Skip Skip Skipping Along

So, anyway I'd finally had enough. My Return of the King DVD was skipping and stuttering and after 2 years of this with my Samsung DVD player I had been pushed to the edge.

Most times I wouldn't notice. Often the only problem was the layer change, but about 1 in 4 of my DVDs had noticable skipping issues. So, last week I invested in a new Philips DVD player.

I took a couple of DVDs to Media Markt with me to make sure the new player wouldn't have the same problems: Pandora's Box because my player doesn't like the second layer of this one and refuses to play the end, Bound because it has what looks like a physical fault that stopped some early scenes from playing and Finding Nemo, because the branching on that can cause problems.

They all checked out. Even Bound, which I was convinced wouldn't play on anything. But there I was in my local Media Markt watching hot lesbo action in the name of research.

What this means is that some DVD's of mine will have to come in for some critical re-evaluation, especially those that I didn't like so much at the time. What made me realise this was watching Infernal Affairs again over he weekend. This disc did skip but, until I watched it again, I didn't notice how much and I didn't realise how it had affected my enjoyment of the movie because, damn!, it's good.

My initial disappointment, partly, was that, being a Hong Kong movie, I expected a more John Woo type experience. Guns are rarely fired, however, and, when they are, it's not balletic in anyway.

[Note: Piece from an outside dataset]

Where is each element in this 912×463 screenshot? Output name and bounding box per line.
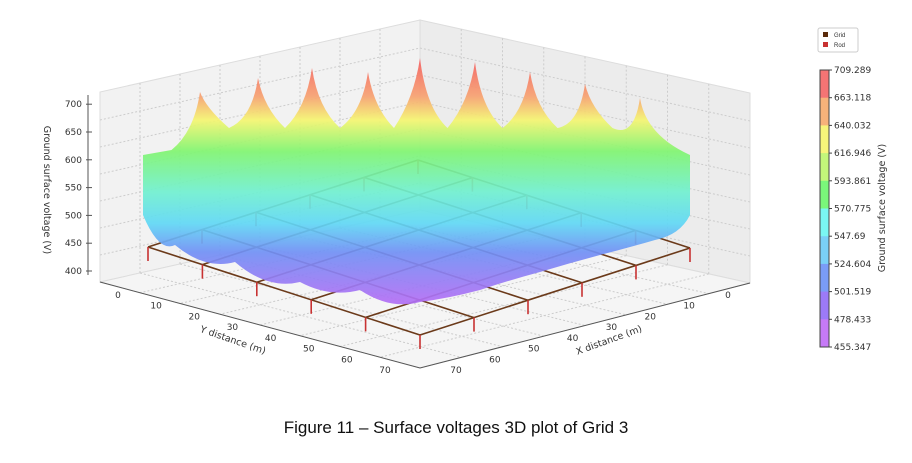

The box compares the movie to Heat but the film it most reminds me of is Manhunter. It's a movie where the story is propelled by meetings, formal or otherwise, and tense moments are created by little more than countdowns on computer screens or tense little glances. There is action, but only that necessary to further the plot. The story, a spy in the Triads vs a spy on the Police force, works it's way through as many permutations of spy and counter-spy as it can, showing the dilemma both characters face by being a good man in a bad world and vice versa. Great tense stuff.